DAgger: Nonlinear Function
Created: October 13, 2022
Modified: October 13, 2022

DAgger

This page is from my personal notes, and has not been specifically reviewed for public consumption. It might be incomplete, wrong, outdated, or stupid. Caveat lector.

The problem of exposure bias (where an autoregressive sequence model goes off the rails of its training distribution) comes up as a major issue in behavioral cloning algorithms for imitation learning.

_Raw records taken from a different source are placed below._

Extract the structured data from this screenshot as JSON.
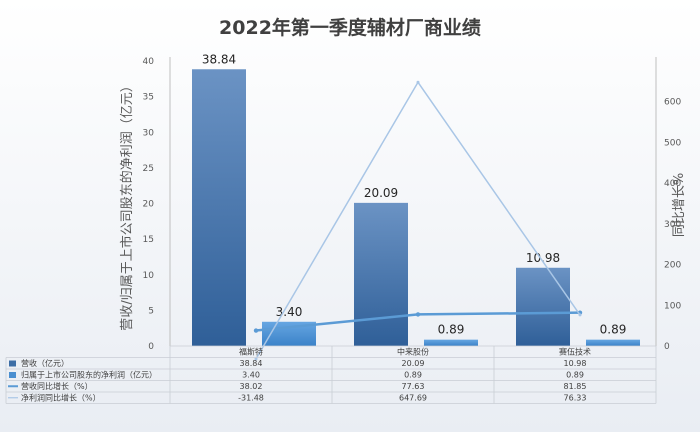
{
  "chart_data": {
    "type": "bar",
    "title": "2022年第一季度辅材厂商业绩",
    "categories": [
      "福斯特",
      "中来股份",
      "赛伍技术"
    ],
    "y_left_label": "营收/归属于上市公司股东的净利润（亿元）",
    "y_right_label": "同比增长%",
    "y_left_range": [
      0,
      40
    ],
    "y_left_ticks": [
      0,
      5,
      10,
      15,
      20,
      25,
      30,
      35,
      40
    ],
    "y_right_range": [
      0,
      700
    ],
    "y_right_ticks": [
      0,
      100,
      200,
      300,
      400,
      500,
      600
    ],
    "series": [
      {
        "name": "营收（亿元）",
        "type": "bar",
        "axis": "left",
        "color": "#3d6ea6",
        "values": [
          38.84,
          20.09,
          10.98
        ],
        "labels": [
          "38.84",
          "20.09",
          "10.98"
        ],
        "table": [
          "38.84",
          "20.09",
          "10.98"
        ]
      },
      {
        "name": "归属于上市公司股东的净利润（亿元）",
        "type": "bar",
        "axis": "left",
        "color": "#4a8fd0",
        "values": [
          3.4,
          0.89,
          0.89
        ],
        "labels": [
          "3.40",
          "0.89",
          "0.89"
        ],
        "table": [
          "3.40",
          "0.89",
          "0.89"
        ]
      },
      {
        "name": "营收同比增长（%）",
        "type": "line",
        "axis": "right",
        "color": "#5b9bd5",
        "values": [
          38.02,
          77.63,
          81.85
        ],
        "table": [
          "38.02",
          "77.63",
          "81.85"
        ]
      },
      {
        "name": "净利润同比增长（%）",
        "type": "line",
        "axis": "right",
        "color": "#a9c6e6",
        "values": [
          -31.48,
          647.69,
          76.33
        ],
        "table": [
          "-31.48",
          "647.69",
          "76.33"
        ]
      }
    ],
    "legend_placement": "data-table",
    "grid": false
  }
}
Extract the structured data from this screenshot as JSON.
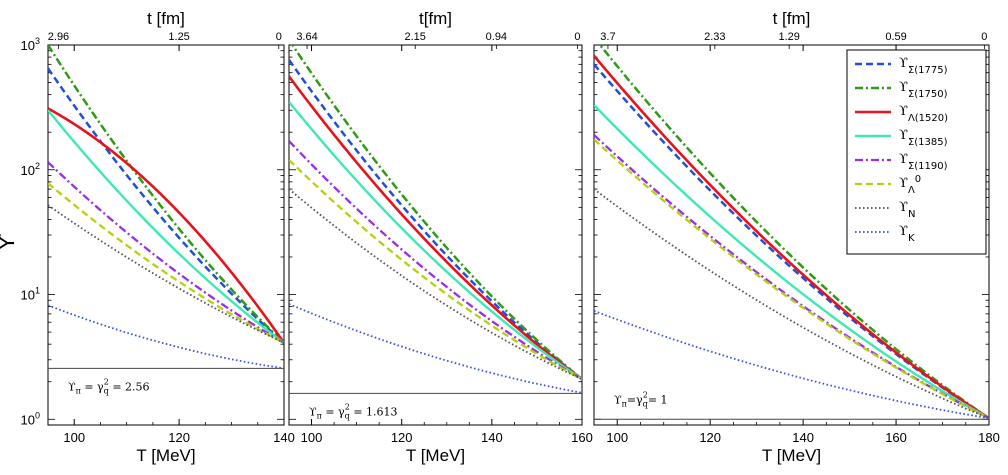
{
  "chart_data": {
    "type": "line",
    "y_axis": {
      "label": "ϒ",
      "scale": "log",
      "ylim": [
        0.9,
        1000
      ],
      "major_ticks": [
        {
          "value": 1,
          "base": "10",
          "exp": "0"
        },
        {
          "value": 10,
          "base": "10",
          "exp": "1"
        },
        {
          "value": 100,
          "base": "10",
          "exp": "2"
        },
        {
          "value": 1000,
          "base": "10",
          "exp": "3"
        }
      ]
    },
    "legend": {
      "position": "top-right",
      "entries": [
        {
          "sym": "ϒ",
          "sub": "Σ(1775)",
          "sup": "",
          "color": "#1f4fdc",
          "dash": "7,4",
          "width": 2.5
        },
        {
          "sym": "ϒ",
          "sub": "Σ(1750)",
          "sup": "",
          "color": "#2e9a16",
          "dash": "8,3,2,3",
          "width": 2.5
        },
        {
          "sym": "ϒ",
          "sub": "Λ(1520)",
          "sup": "",
          "color": "#e8121c",
          "dash": "",
          "width": 2.6
        },
        {
          "sym": "ϒ",
          "sub": "Σ(1385)",
          "sup": "",
          "color": "#3ee8b4",
          "dash": "",
          "width": 2.4
        },
        {
          "sym": "ϒ",
          "sub": "Σ(1190)",
          "sup": "",
          "color": "#9a2ee6",
          "dash": "8,3,2,3",
          "width": 2.3
        },
        {
          "sym": "ϒ",
          "sub": "Λ",
          "sup": "0",
          "color": "#b5d10c",
          "dash": "7,4",
          "width": 2.3
        },
        {
          "sym": "ϒ",
          "sub": "N",
          "sup": "",
          "color": "#555555",
          "dash": "1.6,2.4",
          "width": 1.8
        },
        {
          "sym": "ϒ",
          "sub": "K",
          "sup": "",
          "color": "#3a55e0",
          "dash": "1.6,2.4",
          "width": 1.8
        }
      ]
    },
    "panels": [
      {
        "xlabel": "T [MeV]",
        "top_xlabel": "t [fm]",
        "xlim": [
          95,
          140
        ],
        "x_ticks": [
          100,
          120,
          140
        ],
        "top_ticks": [
          {
            "T": 97,
            "label": "2.96"
          },
          {
            "T": 120,
            "label": "1.25"
          },
          {
            "T": 139,
            "label": "0"
          }
        ],
        "annotation": {
          "lead": "ϒ",
          "sub1": "π",
          "mid": " = γ",
          "sub2": "q",
          "sup": "2",
          "tail": " = 2.56"
        },
        "series": [
          {
            "name": "ϒΣ(1775)",
            "x": [
              95,
              140
            ],
            "y": [
              650,
              4.1
            ],
            "curv": 0.25
          },
          {
            "name": "ϒΣ(1750)",
            "x": [
              95,
              140
            ],
            "y": [
              1000,
              4.1
            ],
            "curv": 0.25
          },
          {
            "name": "ϒΛ(1520)",
            "x": [
              95,
              140
            ],
            "y": [
              310,
              4.1
            ],
            "curv": -0.45
          },
          {
            "name": "ϒΣ(1385)",
            "x": [
              95,
              140
            ],
            "y": [
              300,
              4.1
            ],
            "curv": 0.25
          },
          {
            "name": "ϒΣ(1190)",
            "x": [
              95,
              140
            ],
            "y": [
              115,
              4.1
            ],
            "curv": 0.25
          },
          {
            "name": "ϒΛ0",
            "x": [
              95,
              140
            ],
            "y": [
              78,
              4.1
            ],
            "curv": 0.25
          },
          {
            "name": "ϒN",
            "x": [
              95,
              140
            ],
            "y": [
              52,
              4.1
            ],
            "curv": 0.2
          },
          {
            "name": "ϒK",
            "x": [
              95,
              140
            ],
            "y": [
              8.2,
              2.56
            ],
            "curv": 0.45
          },
          {
            "name": "ϒπ",
            "x": [
              95,
              140
            ],
            "y": [
              2.56,
              2.56
            ],
            "curv": 0
          }
        ]
      },
      {
        "xlabel": "T [MeV]",
        "top_xlabel": "t[fm]",
        "xlim": [
          95,
          160
        ],
        "x_ticks": [
          100,
          120,
          140,
          160
        ],
        "top_ticks": [
          {
            "T": 99,
            "label": "3.64"
          },
          {
            "T": 123,
            "label": "2.15"
          },
          {
            "T": 141,
            "label": "0.94"
          },
          {
            "T": 159,
            "label": "0"
          }
        ],
        "annotation": {
          "lead": "ϒ",
          "sub1": "π",
          "mid": " = γ",
          "sub2": "q",
          "sup": "2",
          "tail": " = 1.613"
        },
        "series": [
          {
            "name": "ϒΣ(1775)",
            "x": [
              95,
              160
            ],
            "y": [
              760,
              2.1
            ],
            "curv": 0.3
          },
          {
            "name": "ϒΣ(1750)",
            "x": [
              95,
              160
            ],
            "y": [
              1100,
              2.1
            ],
            "curv": 0.3
          },
          {
            "name": "ϒΛ(1520)",
            "x": [
              95,
              160
            ],
            "y": [
              560,
              2.1
            ],
            "curv": 0.3
          },
          {
            "name": "ϒΣ(1385)",
            "x": [
              95,
              160
            ],
            "y": [
              350,
              2.1
            ],
            "curv": 0.3
          },
          {
            "name": "ϒΣ(1190)",
            "x": [
              95,
              160
            ],
            "y": [
              170,
              2.1
            ],
            "curv": 0.3
          },
          {
            "name": "ϒΛ0",
            "x": [
              95,
              160
            ],
            "y": [
              120,
              2.1
            ],
            "curv": 0.3
          },
          {
            "name": "ϒN",
            "x": [
              95,
              160
            ],
            "y": [
              70,
              2.1
            ],
            "curv": 0.3
          },
          {
            "name": "ϒK",
            "x": [
              95,
              160
            ],
            "y": [
              8.4,
              1.63
            ],
            "curv": 0.4
          },
          {
            "name": "ϒπ",
            "x": [
              95,
              160
            ],
            "y": [
              1.613,
              1.613
            ],
            "curv": 0
          }
        ]
      },
      {
        "xlabel": "T [MeV]",
        "top_xlabel": "t [fm]",
        "xlim": [
          95,
          180
        ],
        "x_ticks": [
          100,
          120,
          140,
          160,
          180
        ],
        "top_ticks": [
          {
            "T": 98,
            "label": "3.7"
          },
          {
            "T": 121,
            "label": "2.33"
          },
          {
            "T": 137,
            "label": "1.29"
          },
          {
            "T": 160,
            "label": "0.59"
          },
          {
            "T": 179,
            "label": "0"
          }
        ],
        "annotation": {
          "lead": "ϒ",
          "sub1": "π",
          "mid": "=γ",
          "sub2": "q",
          "sup": "2",
          "tail": "= 1"
        },
        "series": [
          {
            "name": "ϒΣ(1775)",
            "x": [
              95,
              180
            ],
            "y": [
              700,
              1.02
            ],
            "curv": 0.3
          },
          {
            "name": "ϒΣ(1750)",
            "x": [
              95,
              180
            ],
            "y": [
              1150,
              1.02
            ],
            "curv": 0.3
          },
          {
            "name": "ϒΛ(1520)",
            "x": [
              95,
              180
            ],
            "y": [
              820,
              1.02
            ],
            "curv": 0.3
          },
          {
            "name": "ϒΣ(1385)",
            "x": [
              95,
              180
            ],
            "y": [
              330,
              1.02
            ],
            "curv": 0.3
          },
          {
            "name": "ϒΣ(1190)",
            "x": [
              95,
              180
            ],
            "y": [
              190,
              1.02
            ],
            "curv": 0.3
          },
          {
            "name": "ϒΛ0",
            "x": [
              95,
              180
            ],
            "y": [
              175,
              1.02
            ],
            "curv": 0.3
          },
          {
            "name": "ϒN",
            "x": [
              95,
              180
            ],
            "y": [
              70,
              1.02
            ],
            "curv": 0.3
          },
          {
            "name": "ϒK",
            "x": [
              95,
              180
            ],
            "y": [
              7.4,
              1.02
            ],
            "curv": 0.4
          },
          {
            "name": "ϒπ",
            "x": [
              95,
              180
            ],
            "y": [
              1,
              1
            ],
            "curv": 0
          }
        ]
      }
    ]
  }
}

Here the canonical solution is the DAgger ("Dataset Aggregation") algorithm, which starts by training a naïve behavioral cloning model, then enters an interactive loop:

  1. Sample a (state, action) trajectory from the current trained policy.
  2. Ask the expert to label the optimal action at each visited state.
  3. Add these expert-labeled pairs to the original dataset, retrain the policy on the augmented dataset, and repeat. Thus the training dataset is gradually expanded to include guidance for all states the model might end up at, even those that the expert would never visit on its own. We can think of this as the expert showing the model how to recover from transient cases of distribution shift, so they don't compound.

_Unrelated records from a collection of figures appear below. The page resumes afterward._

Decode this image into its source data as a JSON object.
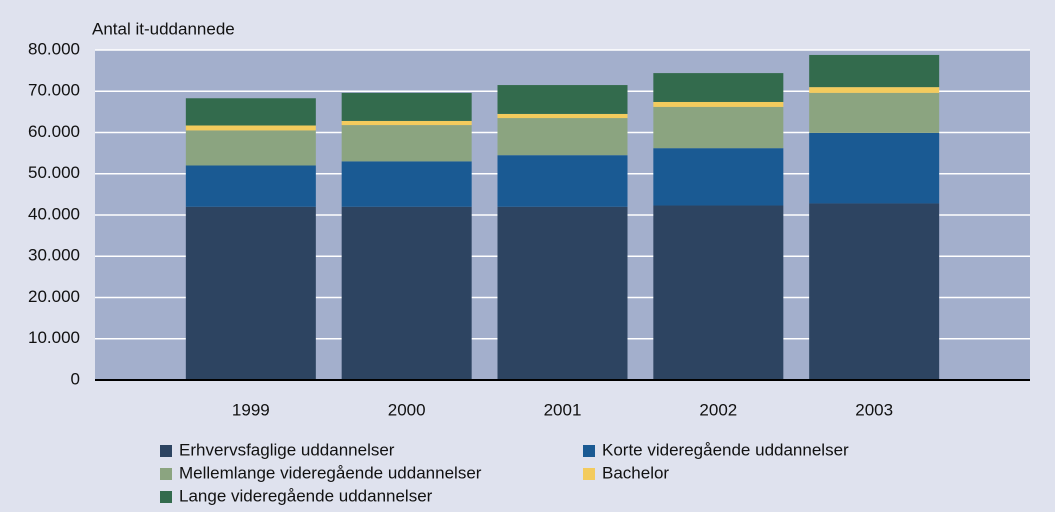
{
  "chart_data": {
    "type": "stacked_bar",
    "ylabel": "Antal it-uddannede",
    "categories": [
      "1999",
      "2000",
      "2001",
      "2002",
      "2003"
    ],
    "series": [
      {
        "name": "Erhvervsfaglige uddannelser",
        "color": "#2d4461",
        "values": [
          42000,
          42000,
          42000,
          42300,
          42800
        ]
      },
      {
        "name": "Korte videregående uddannelser",
        "color": "#1a5a93",
        "values": [
          10000,
          11000,
          12500,
          13900,
          17100
        ]
      },
      {
        "name": "Mellemlange videregående uddannelser",
        "color": "#8ba480",
        "values": [
          8500,
          8800,
          9000,
          10000,
          9700
        ]
      },
      {
        "name": "Bachelor",
        "color": "#f3cb5d",
        "values": [
          1200,
          1000,
          1000,
          1200,
          1400
        ]
      },
      {
        "name": "Lange videregående uddannelser",
        "color": "#336b4d",
        "values": [
          6600,
          6800,
          7000,
          7000,
          7800
        ]
      }
    ],
    "ylim": [
      0,
      80000
    ],
    "yticks": [
      0,
      {
        "value": 10000,
        "label": "10.000"
      },
      {
        "value": 20000,
        "label": "20.000"
      },
      {
        "value": 30000,
        "label": "30.000"
      },
      {
        "value": 40000,
        "label": "40.000"
      },
      {
        "value": 50000,
        "label": "50.000"
      },
      {
        "value": 60000,
        "label": "60.000"
      },
      {
        "value": 70000,
        "label": "70.000"
      },
      {
        "value": 80000,
        "label": "80.000"
      }
    ],
    "grid": true
  }
}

DAgger works well (provably!) in the RL setting, but the general sequence-modeling setup is different in several ways:

  1. It is often not natural to find an 'expert' who can get bad sequences back on track (when learning the distribution over natural images, we can't just ask Nature to complete an arbitrary partially-generated image for us, especially when that partial generation is itself highly unnatural).
  2. Even if such an expert existed, we train sequence models at scales that would make this impractical.

Another special property of the RL setting is that we often have access to an explicit reward function. This motivates the extension of DAgger to the AggreVaTe ("Aggregate Values to Imitate") algorithm. Instead of collecting tuples (s,a)(s, a^*) indicating the expert action at a given state, AggreVaTe collects cost-weighted tuples (s,a,Q)(s, a^*, Q^*) indicating both the expert action and the expert cost-to-go QQ^*. I don't fully understand how to think about this, but the intuition is that not all deviations from expert actions are equally bad: we should be really sure to match the expert in cases where it matters, like not driving off a cliff, and are potentially willing to give up matching the expert in cases where it doesn't much matter.